31 Décembre 2013
Je vais essayer de résumer un peu ce grand voyage, en m’appuyant sur des chiffres et sur mon ressenti.
Ce voyage, ça a été un parcours, un itinéraire autour du globe. Je ne me suis pas trop écarté de l’itinéraire prévu, surtout en Asie et en NZ. En Amérique du Sud par contre, j’ai fait pas mal de changement, ajoutant notamment l’Equateur. J'y ai aussi plus laissé place à l'inconnu, au feeling.

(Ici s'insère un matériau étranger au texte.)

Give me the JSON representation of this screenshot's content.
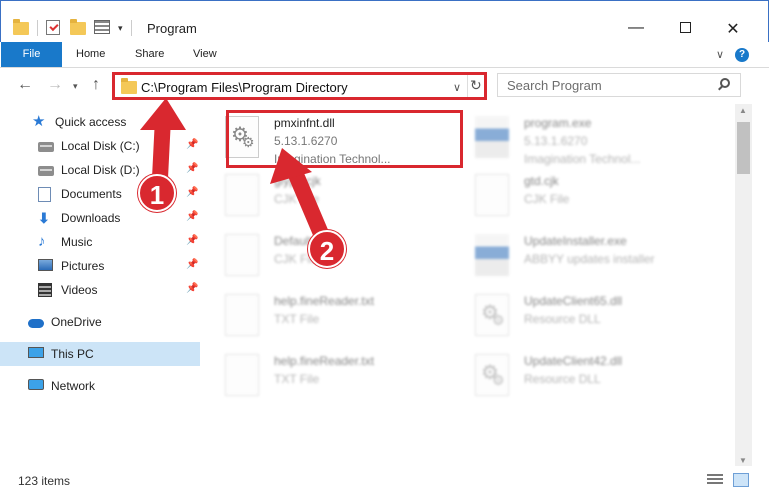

Pour suivre son itinéraire, il faut bien sûr utiliser divers moyens de transport. Pendant mon voyage, j’ai parcouru la modique distance de 105 000 km !! La distance parcourue étant de deux types : aérienne et terrestre.
En ce qui concerne l’aérien, j’ai pris 16 vols, parcourant ainsi 64 000km, soit une fois et demie la circonférence de la Terre…
Sur Terre, ce sont 41 000 km qui ont été avalés. En Asie, c’était en combinant bus, mini-bus et scoot. Puis, en voiture en Nouvelle-Zélande, et enfin majoritairement en bus en Amérique du Sud. Le transport représente alors une part non négligeable du temps qu’on a. Pendant le voyage, ce sont ainsi 735 heures passées dans les transports en commun, soit à peu près un mois. A chaque fois que je devais me déplacer, je passais du temps à comparer les agences de transport, pour prendre la moins chère. Ca, c’est pour les liaisons entre villes. La plupart du temps, les gares routières sont éloignées des centres. Dans ce cas, j’y allait le plus souvent à pied, ou en partageant un touk-touk avec de gens.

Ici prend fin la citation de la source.